At Bell Laboratories in the middle 1950s, it was Charles H. Townes’ luminous dream. Look…nature does it too, in the northern latitudes where glowing vapors are common. Aurora borealis for example, dawns like an oxygen gas laser created by charged particles from storms in the sun, pulled to the earth’s poles by its magnetic field and held briefly in luminous splendor. As the excited electrons tumble back down the quantum energy steps they emit photons creating dancing and shooting towers of greenish and reddish lights that suddenly appear above our planet’s polar horizon. For a lingering moment, the photons have assumed a meta-stable state, or a population inversion. This population inversion of photons is created when electrons are suddenly lifted to higher quantum energies and then tumble back down to lower energy levels causing a chain reaction of photon streams long enough for the world below to see the coherent glow.
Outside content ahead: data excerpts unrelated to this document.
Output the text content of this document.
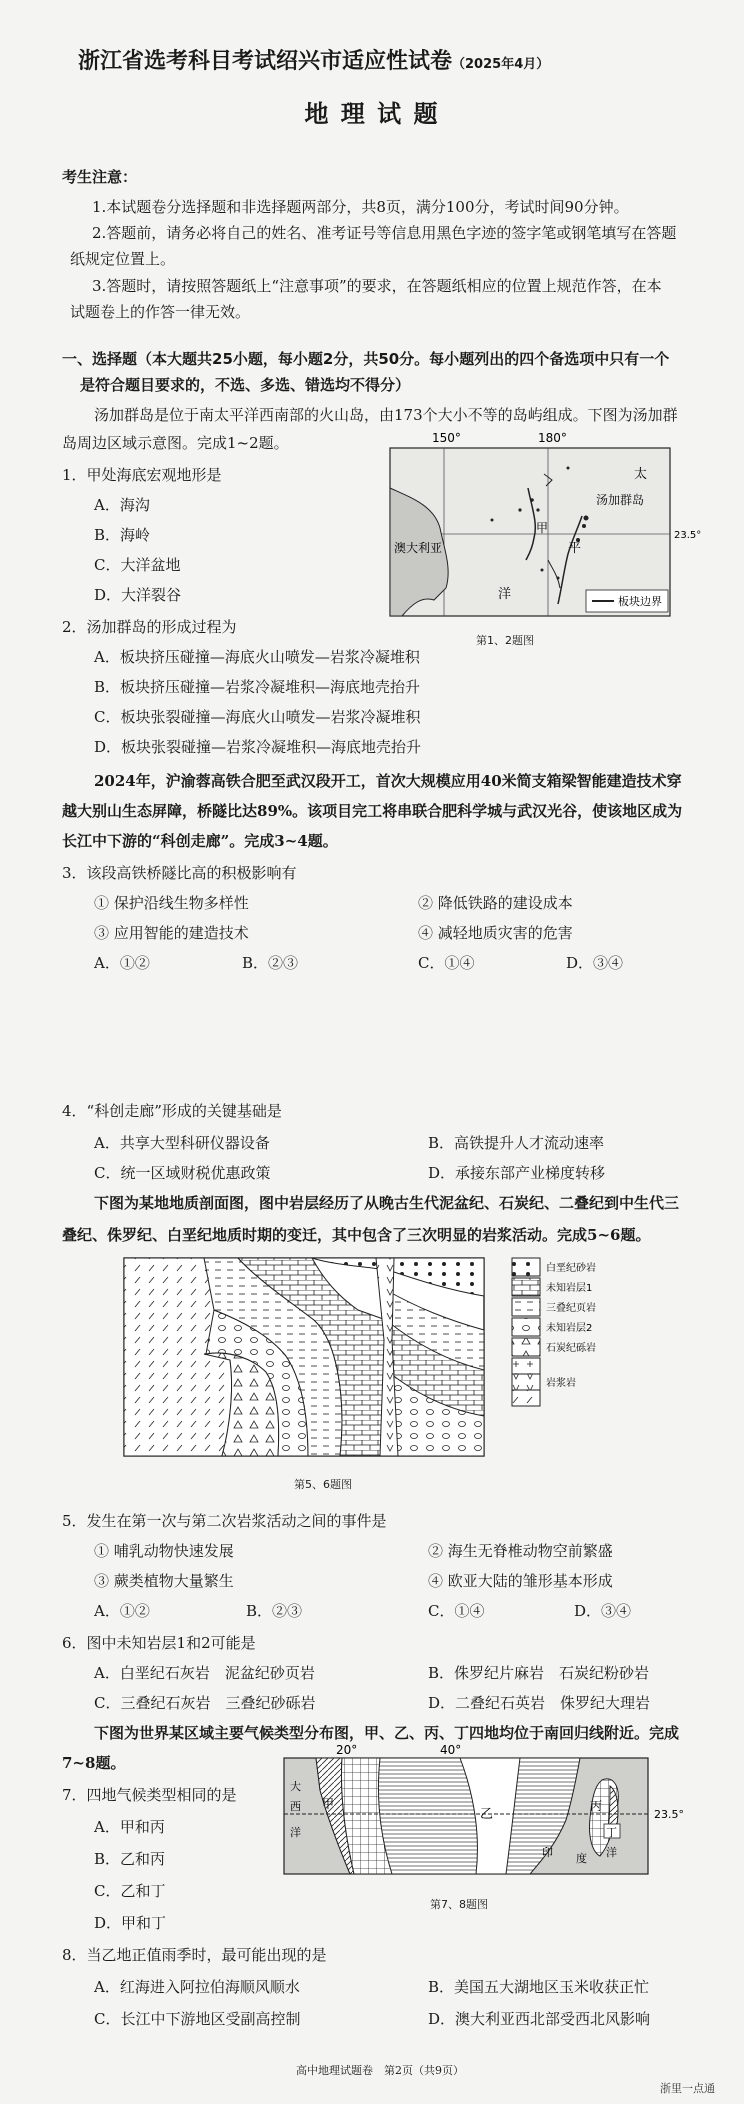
浙江省选考科目考试绍兴市适应性试卷（2025年4月）
地 理 试 题
考生注意：
1.本试题卷分选择题和非选择题两部分，共8页，满分100分，考试时间90分钟。
2.答题前，请务必将自己的姓名、准考证号等信息用黑色字迹的签字笔或钢笔填写在答题
纸规定位置上。
3.答题时，请按照答题纸上“注意事项”的要求，在答题纸相应的位置上规范作答，在本
试题卷上的作答一律无效。
一、选择题（本大题共25小题，每小题2分，共50分。每小题列出的四个备选项中只有一个
是符合题目要求的，不选、多选、错选均不得分）
汤加群岛是位于南太平洋西南部的火山岛，由173个大小不等的岛屿组成。下图为汤加群
岛周边区域示意图。完成1~2题。	150°	180°
太
汤加群岛
平
洋
甲
澳大利亚
23.5°
板块边界
第1、2题图
1．甲处海底宏观地形是
A．海沟
B．海岭
C．大洋盆地
D．大洋裂谷
2．汤加群岛的形成过程为
A．板块挤压碰撞—海底火山喷发—岩浆冷凝堆积
B．板块挤压碰撞—岩浆冷凝堆积—海底地壳抬升
C．板块张裂碰撞—海底火山喷发—岩浆冷凝堆积
D．板块张裂碰撞—岩浆冷凝堆积—海底地壳抬升
2024年，沪渝蓉高铁合肥至武汉段开工，首次大规模应用40米简支箱梁智能建造技术穿
越大别山生态屏障，桥隧比达89%。该项目完工将串联合肥科学城与武汉光谷，使该地区成为
长江中下游的“科创走廊”。完成3~4题。
3．该段高铁桥隧比高的积极影响有
① 保护沿线生物多样性	② 降低铁路的建设成本
③ 应用智能的建造技术	④ 减轻地质灾害的危害
A．①②	B．②③	C．①④	D．③④
4．“科创走廊”形成的关键基础是
A．共享大型科研仪器设备	B．高铁提升人才流动速率
C．统一区域财税优惠政策	D．承接东部产业梯度转移
下图为某地地质剖面图，图中岩层经历了从晚古生代泥盆纪、石炭纪、二叠纪到中生代三
叠纪、侏罗纪、白垩纪地质时期的变迁，其中包含了三次明显的岩浆活动。完成5~6题。
白垩纪砂岩
未知岩层1
三叠纪页岩
未知岩层2
石炭纪砾岩
岩浆岩
第5、6题图
5．发生在第一次与第二次岩浆活动之间的事件是
① 哺乳动物快速发展	② 海生无脊椎动物空前繁盛
③ 蕨类植物大量繁生	④ 欧亚大陆的雏形基本形成
A．①②	B．②③	C．①④	D．③④
6．图中未知岩层1和2可能是
A．白垩纪石灰岩　泥盆纪砂页岩	B．侏罗纪片麻岩　石炭纪粉砂岩
C．三叠纪石灰岩　三叠纪砂砾岩	D．二叠纪石英岩　侏罗纪大理岩
下图为世界某区域主要气候类型分布图，甲、乙、丙、丁四地均位于南回归线附近。完成
7~8题。
20°	40°
23.5°
大
西
洋
甲
乙
丙
丁
印 度 洋
第7、8题图
7．四地气候类型相同的是
A．甲和丙
B．乙和丙
C．乙和丁
D．甲和丁
8．当乙地正值雨季时，最可能出现的是
A．红海进入阿拉伯海顺风顺水	B．美国五大湖地区玉米收获正忙
C．长江中下游地区受副高控制	D．澳大利亚西北部受西北风影响
高中地理试题卷　第2页（共9页）
浙里一点通
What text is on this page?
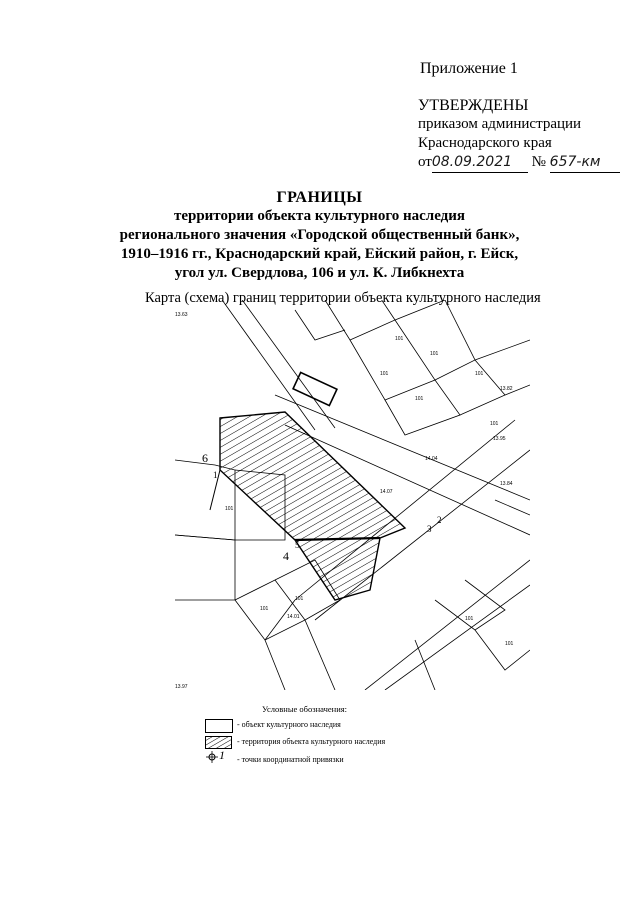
Приложение 1
УТВЕРЖДЕНЫ
приказом администрации
Краснодарского края
от08.09.2021 № 657-км
ГРАНИЦЫ
территории объекта культурного наследия
регионального значения «Городской общественный банк»,
1910–1916 гг., Краснодарский край, Ейский район, г. Ейск,
угол ул. Свердлова, 106 и ул. К. Либкнехта
Карта (схема) границ территории объекта культурного наследия
101
101
101	101
101
101
101
101
101
101
101
13.82
13.95
14.04
14.07
14.01
13.97
13.63
13.84
6
1
5
4
3
2
Условные обозначения:
- объект культурного наследия
- территория объекта культурного наследия
1 - точки координатной привязки
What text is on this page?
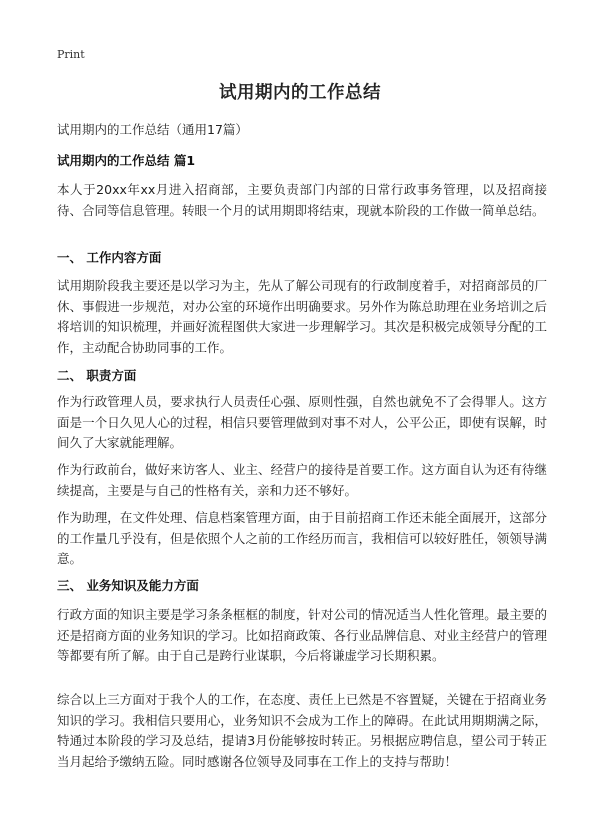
Print

试用期内的工作总结

试用期内的工作总结（通用17篇）

试用期内的工作总结 篇1

本人于20xx年xx月进入招商部，主要负责部门内部的日常行政事务管理，以及招商接待、合同等信息管理。转眼一个月的试用期即将结束，现就本阶段的工作做一简单总结。

一、 工作内容方面

试用期阶段我主要还是以学习为主，先从了解公司现有的行政制度着手，对招商部员的厂休、事假进一步规范，对办公室的环境作出明确要求。另外作为陈总助理在业务培训之后将培训的知识梳理，并画好流程图供大家进一步理解学习。其次是积极完成领导分配的工作，主动配合协助同事的工作。

二、 职责方面

作为行政管理人员，要求执行人员责任心强、原则性强，自然也就免不了会得罪人。这方面是一个日久见人心的过程，相信只要管理做到对事不对人，公平公正，即使有误解，时间久了大家就能理解。

作为行政前台，做好来访客人、业主、经营户的接待是首要工作。这方面自认为还有待继续提高，主要是与自己的性格有关，亲和力还不够好。

作为助理，在文件处理、信息档案管理方面，由于目前招商工作还未能全面展开，这部分的工作量几乎没有，但是依照个人之前的工作经历而言，我相信可以较好胜任，领领导满意。

三、 业务知识及能力方面

行政方面的知识主要是学习条条框框的制度，针对公司的情况适当人性化管理。最主要的还是招商方面的业务知识的学习。比如招商政策、各行业品牌信息、对业主经营户的管理等都要有所了解。由于自己是跨行业谋职，今后将谦虚学习长期积累。

综合以上三方面对于我个人的工作，在态度、责任上已然是不容置疑，关键在于招商业务知识的学习。我相信只要用心，业务知识不会成为工作上的障碍。在此试用期期满之际，特通过本阶段的学习及总结，提请3月份能够按时转正。另根据应聘信息，望公司于转正当月起给予缴纳五险。同时感谢各位领导及同事在工作上的支持与帮助！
For more than three decades, Einstein’s 1917 idea, stood as a challenge to physicists, mathematicians and engineers. One possible route to making it work lay with charged gases in a controlled version of the aurora. With artful manipulation, an enclosed cavity could theoretically produce the necessary population inversion, via excited electrons stimulated to create intensified streams of photons bouncing back and forth between mirrors. And then, by opening a small hole, like a light filled magic flute—a pure tone would stream forth. This stream of coherent, exponentially propagated light or photons of precisely identical wavelengths is called a laser.